Investors & Charitable Grants

It’s no secret that the wealthiest citizens of the U.S. are often the ones behind major charitable grants and donations. But few news sources have discussed the potential effect a major bankruptcy like MF Global’s, which includes debts of more than $39 billion, is likely to have on charitable organizations this year.

What is perhaps even more troubling is that this blow to charities comes during a time when individual donors have cut back on charitable contributions because of unemployment and reduced wages. Naturally, the persistently tough economy also means that more Americans than ever are in need of the support that charitable organizations traditionally offer.

In recent years, the CME Trust donated millions of dollars to Chicago-area educational institutions, including universities, charter schools, and organizations that fund education in the city. Without such donations, those and other groups could face significant financial difficulties in 2012.

Insider Knowledge of Missing Money in MF Global’s Bankruptcy

Reports from the Christian Science Monitor indicate that former New Jersey Governor and CEO of MF Global Jon Corzine may have known about the use of client money in a loan to one of the company’s European partners.

The report is just the latest in the saga in MF Global’s bankruptcy case, which it filed on October 31, 2011. At the time of the filing, Corzine allegedly claimed that he had been unaware of the missing customer money until the day before the firm entered bankruptcy protection.

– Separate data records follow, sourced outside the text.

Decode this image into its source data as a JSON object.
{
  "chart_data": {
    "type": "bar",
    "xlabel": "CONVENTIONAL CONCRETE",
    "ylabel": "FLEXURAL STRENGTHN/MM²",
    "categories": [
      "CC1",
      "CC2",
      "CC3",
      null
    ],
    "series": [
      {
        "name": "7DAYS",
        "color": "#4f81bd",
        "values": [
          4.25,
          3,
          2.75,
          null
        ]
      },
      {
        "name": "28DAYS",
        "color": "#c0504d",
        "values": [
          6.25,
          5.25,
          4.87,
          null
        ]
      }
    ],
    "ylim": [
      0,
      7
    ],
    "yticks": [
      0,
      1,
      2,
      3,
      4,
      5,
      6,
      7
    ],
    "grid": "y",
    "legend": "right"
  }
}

The new information (from sources including an executive from the Chicago Mercantile Exchange (CME)), however, suggests that Corzine might have known about the misuse of client funds much earlier. Given the questionable circumstances surrounding the case, Corzine and others involved could face criminal charges for their involvement in the trades.

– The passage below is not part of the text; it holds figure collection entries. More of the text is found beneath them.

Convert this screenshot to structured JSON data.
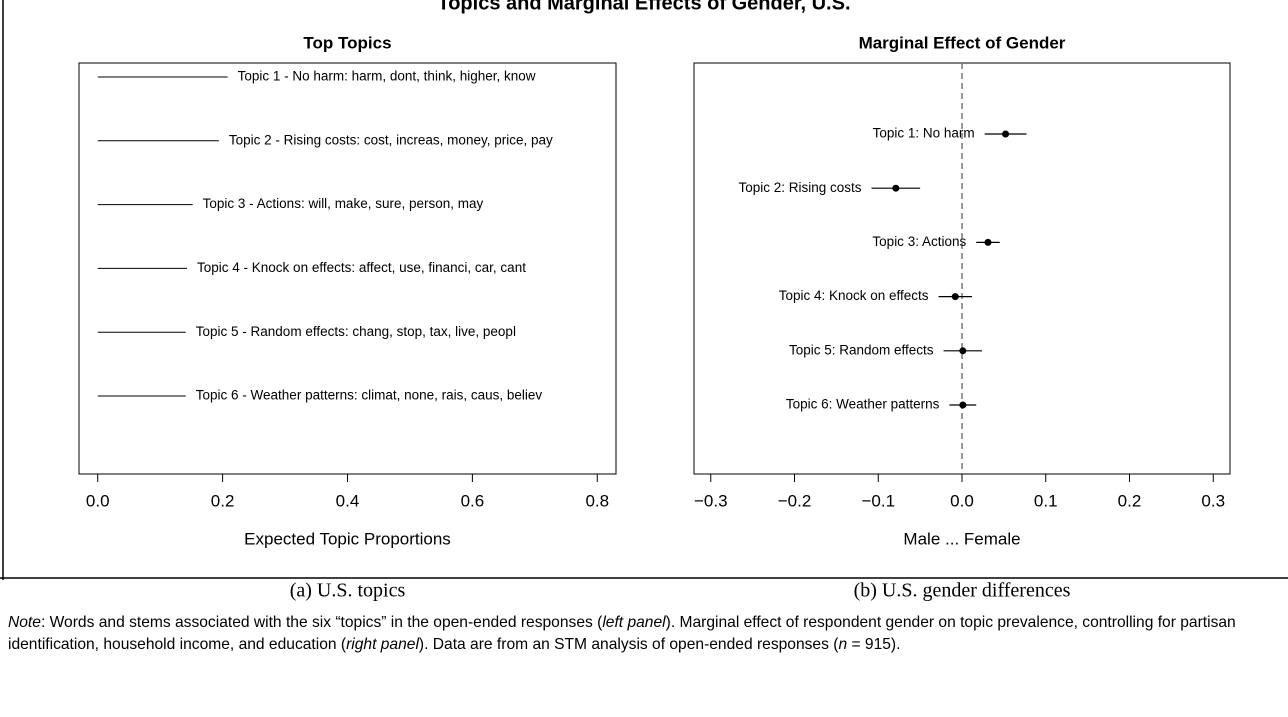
{
  "title": "Topics and Marginal Effects of Gender, U.S.",
  "chart_data": [
    {
      "type": "segment",
      "title": "Top Topics",
      "xlabel": "Expected Topic Proportions",
      "caption": "(a) U.S. topics",
      "categories": [
        "Topic 1 - No harm: harm, dont, think, higher, know",
        "Topic 2 -  Rising costs: cost, increas, money, price, pay",
        "Topic 3 - Actions: will, make, sure, person, may",
        "Topic 4 - Knock on effects: affect, use, financi, car, cant",
        "Topic 5 - Random effects: chang, stop, tax, live, peopl",
        "Topic 6 - Weather patterns: climat, none, rais, caus, believ"
      ],
      "values": [
        0.208,
        0.194,
        0.152,
        0.143,
        0.141,
        0.141
      ],
      "color": "#000000",
      "xlim": [
        -0.03,
        0.83
      ],
      "xticks": [
        {
          "value": 0,
          "label": "0.0"
        },
        0.2,
        0.4,
        0.6,
        0.8
      ]
    },
    {
      "type": "pointrange",
      "title": "Marginal Effect of Gender",
      "xlabel": "Male ... Female",
      "caption": "(b) U.S. gender differences",
      "categories": [
        "Topic 1: No harm",
        "Topic 2: Rising costs",
        "Topic 3: Actions",
        "Topic 4: Knock on effects",
        "Topic 5: Random effects",
        "Topic 6: Weather patterns"
      ],
      "values": [
        0.052,
        -0.079,
        0.031,
        -0.008,
        0.001,
        0.001
      ],
      "errors": [
        0.025,
        0.029,
        0.014,
        0.02,
        0.023,
        0.016
      ],
      "color": "#000000",
      "reference_line": 0,
      "xlim": [
        -0.32,
        0.32
      ],
      "xticks": [
        {
          "value": -0.3,
          "label": "−0.3"
        },
        {
          "value": -0.2,
          "label": "−0.2"
        },
        {
          "value": -0.1,
          "label": "−0.1"
        },
        {
          "value": 0,
          "label": "0.0"
        },
        0.1,
        0.2,
        0.3
      ]
    }
  ],
  "note": [
    {
      "text": "Note",
      "italic": true
    },
    {
      "text": ": Words and stems associated with the six “topics” in the open-ended responses ("
    },
    {
      "text": "left panel",
      "italic": true
    },
    {
      "text": "). Marginal effect of respondent gender on topic prevalence, controlling for partisan identification, household income, and education ("
    },
    {
      "text": "right panel",
      "italic": true
    },
    {
      "text": "). Data are from an STM analysis of open-ended responses ("
    },
    {
      "text": "n",
      "italic": true
    },
    {
      "text": " = 915)."
    }
  ]
}
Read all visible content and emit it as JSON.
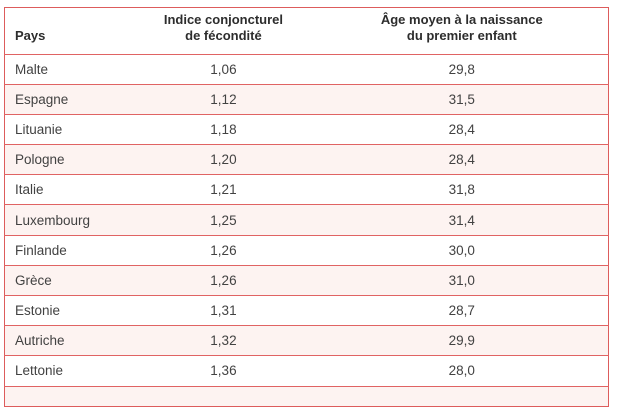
{
  "chart_data": {
    "type": "table",
    "columns": [
      {
        "label": "Pays",
        "align": "left"
      },
      {
        "label": "Indice conjoncturel\nde fécondité",
        "align": "center"
      },
      {
        "label": "Âge moyen à la naissance\ndu premier enfant",
        "align": "center"
      }
    ],
    "rows": [
      [
        "Malte",
        "1,06",
        "29,8"
      ],
      [
        "Espagne",
        "1,12",
        "31,5"
      ],
      [
        "Lituanie",
        "1,18",
        "28,4"
      ],
      [
        "Pologne",
        "1,20",
        "28,4"
      ],
      [
        "Italie",
        "1,21",
        "31,8"
      ],
      [
        "Luxembourg",
        "1,25",
        "31,4"
      ],
      [
        "Finlande",
        "1,26",
        "30,0"
      ],
      [
        "Grèce",
        "1,26",
        "31,0"
      ],
      [
        "Estonie",
        "1,31",
        "28,7"
      ],
      [
        "Autriche",
        "1,32",
        "29,9"
      ],
      [
        "Lettonie",
        "1,36",
        "28,0"
      ]
    ],
    "layout": {
      "striped": true,
      "first_data_row_background": "white",
      "column_separators": false,
      "row_separators": true,
      "next_row_partially_visible": true
    }
  },
  "colors": {
    "border": "#e06363",
    "outer_border": "#dd5c5c",
    "row_bg": "#ffffff",
    "row_alt_bg": "#fdf3f1",
    "header_text": "#2d2d2d",
    "body_text": "#424242"
  }
}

Brokerage Firms, Client Money, and Bankruptcy

So what does the disappearance of $1.2 billion in client money mean? Here’s a breakdown of how MF Global operated and what the various facets of its bankruptcy might mean:

  • MF Global, before its bankruptcy filing, was a brokerage firm. It traded client money (as well as its own funds) on CME exchanges.
  • During his tenure as CEO (March 2010 to November 2011), Corzine attempted to convert MF Global into a full investment bank. As such, the company would have been able to engage in more types of financial transactions. As a brokerage firm, MF Global only managed transactions between buyers and sellers of various derivatives. In theory, the company might have been able to pull in greater profits as an investment bank.
  • Legally, brokerage firms and other investment institutions are not permitted to use client money for company expenses. In other words, MF Global could invest its own funds but could not dip into client accounts—for precisely the reason that a bad bet could translate to the disappearance of such money.
  • MF Global apparently broke that rule (and possibly the law), by investing client funds in questionable places.
  • Because of heavy losses linked to investments in European debt, MF Global filed for bankruptcy protection in late October. As its financial standing became a matter of public record, it became clear that the firm lost client money on ill-advised investments.

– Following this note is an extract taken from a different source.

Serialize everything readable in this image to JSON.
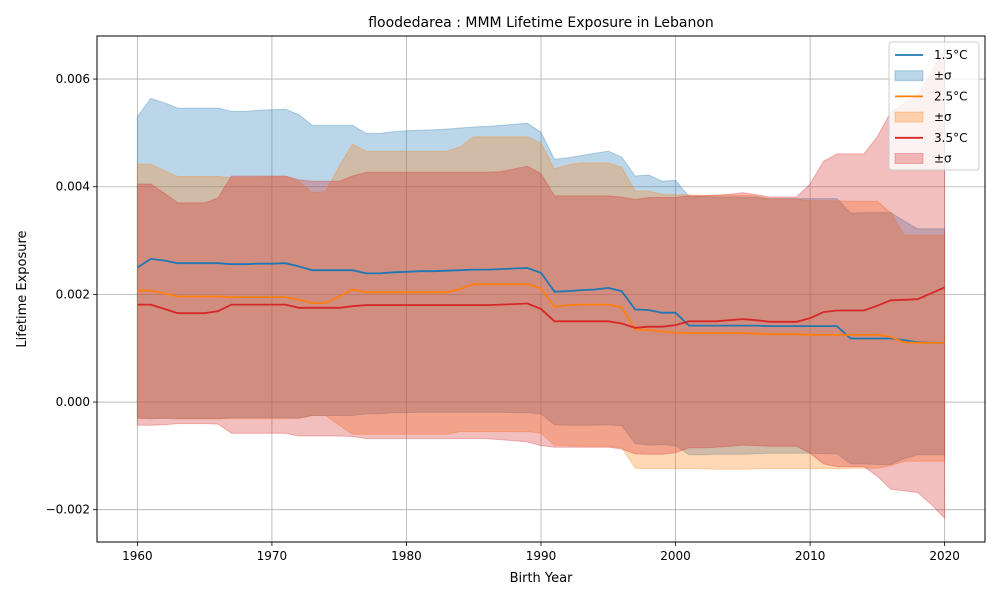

At present, it isn’t clear how the bankruptcy judge and trustee overseeing the MF Global case will handle the problem of the missing funds. In this situation, clients who invested with MF Global are among the firm’s bankruptcy creditors and as such will lose money if MF Global’s debts are discharged by the bankruptcy court.

The bankruptcy court will rule on how money will change hands regarding this incident. If investigators have reason to believe that insiders at MF Global broke the law (in addition to the rules that regulate brokerage firms), the Justice Department may try Corzine and others in criminal court.